On the mainland, PetroChina Co. moved off highs but managed to end up 0.3% while China Petroleum & Chemical Corp. added 0.4%.
Banking stocks also posted solid gains earlier in the session, but moved off the peaks. ICBC, China Construction Bank, Agricultural Bank and Bank of Communications all finished around 0.5% to 1% higher.
Metal players in Hong Kong were also higher -- Angang Steel tacked on a 1.2% while gold miner Zijin Mining rose 2.2%.
But property developers could not retain gains and slipped into the negative zone. Gemdale Corp. erased 0.4% and Poly Real Estate Group lost 0.7%.

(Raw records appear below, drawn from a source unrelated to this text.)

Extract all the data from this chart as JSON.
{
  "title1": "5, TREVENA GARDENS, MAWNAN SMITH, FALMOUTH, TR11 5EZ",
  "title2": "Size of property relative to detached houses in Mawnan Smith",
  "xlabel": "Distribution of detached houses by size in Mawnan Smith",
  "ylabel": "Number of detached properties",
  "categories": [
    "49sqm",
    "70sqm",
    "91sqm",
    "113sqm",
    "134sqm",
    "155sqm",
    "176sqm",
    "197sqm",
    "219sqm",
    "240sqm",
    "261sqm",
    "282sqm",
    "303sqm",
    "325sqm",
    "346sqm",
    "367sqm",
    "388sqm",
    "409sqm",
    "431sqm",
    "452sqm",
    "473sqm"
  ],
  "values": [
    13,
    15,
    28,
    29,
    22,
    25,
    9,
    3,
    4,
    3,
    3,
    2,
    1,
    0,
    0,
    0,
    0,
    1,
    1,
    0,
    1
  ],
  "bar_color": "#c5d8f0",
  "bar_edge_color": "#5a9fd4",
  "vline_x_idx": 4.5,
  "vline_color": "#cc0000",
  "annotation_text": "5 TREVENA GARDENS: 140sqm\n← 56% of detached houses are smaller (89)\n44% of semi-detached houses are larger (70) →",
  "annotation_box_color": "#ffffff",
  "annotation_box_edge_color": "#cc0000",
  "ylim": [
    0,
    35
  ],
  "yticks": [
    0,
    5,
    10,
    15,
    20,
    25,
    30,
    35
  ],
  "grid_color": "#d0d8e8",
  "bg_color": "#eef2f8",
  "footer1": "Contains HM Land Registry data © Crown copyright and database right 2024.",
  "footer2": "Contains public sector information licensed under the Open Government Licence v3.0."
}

Meanwhile, shares in Mumbai slipped even as the rupee hit its record low against the dollar, and as market watchers feared foreign investors would pull money out of the Indian markets to move into developed economies amid growing signs of recovery in the U.S. and Europe.
Capital goods stocks were among the worst performers. BHEL tumbled nearly 11%, Sterlite Industries and Jindal Steel slumped over 6% while Gail India dropped 6.5%.
In Sydney, ANZ said its net profit for the nine months through June rose 7% and offered a better outlook. Shares of the bank fell 2.4%, however.
Among others, Westpac Banking slipped 1.1% and NAB erased 0.7%.
In the mining segment, Fortescue Metals Group lost 4.1% amid news that a Taiwanese investing company has agreed to invest $1.15 billion in the miner's new iron-ore project.
Other miners were traded lower -- BHP Billiton lost 1.3% after U.S. authorities have stepped up an investigation into potential breaches of anticorruption laws by the mining giant. Rio Tinto finished down 2.2%.